After launching late last year, ROSA is already live in schools across Texas, Arizona, Missouri, North Carolina and Ohio. They operate on yearly subscriptions per user.
Last month, ROSA became one of the 15 startups to be selected for a $10,000 NC IDEA MICRO grant. This was the first outside funding, and Howard hopes it will begin a chain reaction of others investing in ROSA’s vision.
“It’s a huge part of our next step,” Howard said. “Right now, I’ve poured my personal savings account into this company because I really believe in it.”
With the funding, Howard said ROSA will build on its technology in order to fully scale for the next school year, when the company anticipates it will serve between 14,000 to 20,000 students.
Howard looks back to his fifth-grade self and knows he would have benefited from a platform like ROSA.
“If I went through that that morning and had a mental health counselor to talk to at the beginning of the day so that I could be mentally prepared to take the test and deal with things that are going on, that would’ve been transformational,” Howard said.

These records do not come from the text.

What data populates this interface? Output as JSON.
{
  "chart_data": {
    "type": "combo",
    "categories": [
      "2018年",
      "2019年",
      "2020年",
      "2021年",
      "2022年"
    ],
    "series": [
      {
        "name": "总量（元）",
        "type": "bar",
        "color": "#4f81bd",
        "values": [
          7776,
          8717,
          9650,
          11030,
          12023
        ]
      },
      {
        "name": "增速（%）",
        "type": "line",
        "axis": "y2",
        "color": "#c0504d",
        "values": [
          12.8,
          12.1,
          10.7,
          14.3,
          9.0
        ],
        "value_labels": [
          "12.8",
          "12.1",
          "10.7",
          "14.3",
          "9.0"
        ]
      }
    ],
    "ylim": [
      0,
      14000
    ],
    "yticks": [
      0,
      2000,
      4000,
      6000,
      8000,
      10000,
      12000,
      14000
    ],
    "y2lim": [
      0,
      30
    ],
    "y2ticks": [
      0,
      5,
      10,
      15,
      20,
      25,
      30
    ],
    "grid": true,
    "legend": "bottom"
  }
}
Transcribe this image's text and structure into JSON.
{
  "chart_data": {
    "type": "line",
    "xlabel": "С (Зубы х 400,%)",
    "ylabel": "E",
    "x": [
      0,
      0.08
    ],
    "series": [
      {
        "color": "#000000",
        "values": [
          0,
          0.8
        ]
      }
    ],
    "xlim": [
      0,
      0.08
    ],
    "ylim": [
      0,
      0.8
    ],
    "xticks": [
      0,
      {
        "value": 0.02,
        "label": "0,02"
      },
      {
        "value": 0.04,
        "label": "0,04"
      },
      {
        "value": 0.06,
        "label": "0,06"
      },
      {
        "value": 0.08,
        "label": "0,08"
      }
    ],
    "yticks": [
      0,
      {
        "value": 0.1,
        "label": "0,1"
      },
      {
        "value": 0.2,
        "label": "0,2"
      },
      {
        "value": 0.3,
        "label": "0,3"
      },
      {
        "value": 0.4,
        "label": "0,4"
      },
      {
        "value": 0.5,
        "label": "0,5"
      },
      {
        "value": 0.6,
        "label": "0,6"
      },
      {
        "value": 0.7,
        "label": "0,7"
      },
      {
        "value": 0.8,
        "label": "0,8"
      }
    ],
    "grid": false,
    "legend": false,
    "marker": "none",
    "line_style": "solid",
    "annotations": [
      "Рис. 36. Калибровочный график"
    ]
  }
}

When Howard looks at ROSA’s trajectory, he sees a startup that began as a data tracking tool for daily emotional well-being and then evolved into a mental health counselor support program where students can find daily micro-doses of support.
Twists and turns along the way
Naturally, like in any startup journey, there have been blips along the way. One of the early features ROSA offered was a daily wellness score for each student. This score, while innovative in its own right, became a distraction in classrooms as students began comparing scores, diverging from the purpose of ROSA. From this, the ROSA team has learned the importance of listening to the teachers they are serving.
ROSA has also benefited from a recent increased focus on mental health, especially students’ mental health. Throughout the pandemic, there was a national spotlight on students facing mental-health challenges as they dealt with pandemic-caused isolation and remote schooling.
Schools are more likely to say they are looking for solutions to this problem now, Howard said.
“We want to see a new generation of emotionally intelligent young people who can identify, manage and address their daily emotions,” Howard said. “We know that’s a big thing because we feel like if every young person is able to identify, manage and address their daily emotions, the world, quite frankly, would be a better place.”
Howard said what’s truly different about ROSA compared to competitors is how the platform provides assistance to students every single day. When considering the challenges that students struggling with poverty or abuse face on an everyday basis, it’s important that schools are working daily to combat suicide and chronic depression. With ROSA, they can.
“We are doing something that nobody else is doing,” Howard said, “and that’s addressing the daily social and emotional challenges that impact a student’s ability to learn in the classroom.”
Beyond just schools, though, ROSA plans to implement its mental health outreach solution into the workplace as a way for companies to check in on their staff.
The long-term vision of ROSA is a future in which the platform is integrated into everybody’s days, he added.
As the startup scales, ROSA is looking for more advisors who have clinical and research expertise in social-emotional challenges in adolescents. They are also seeking funding to help achieve their mission.
“We’ll be looking to just develop a generation of people who are emotionally intelligent and able to build better relationships with each other, express their feelings, emotions and really be a productive part of global society,” Howard said.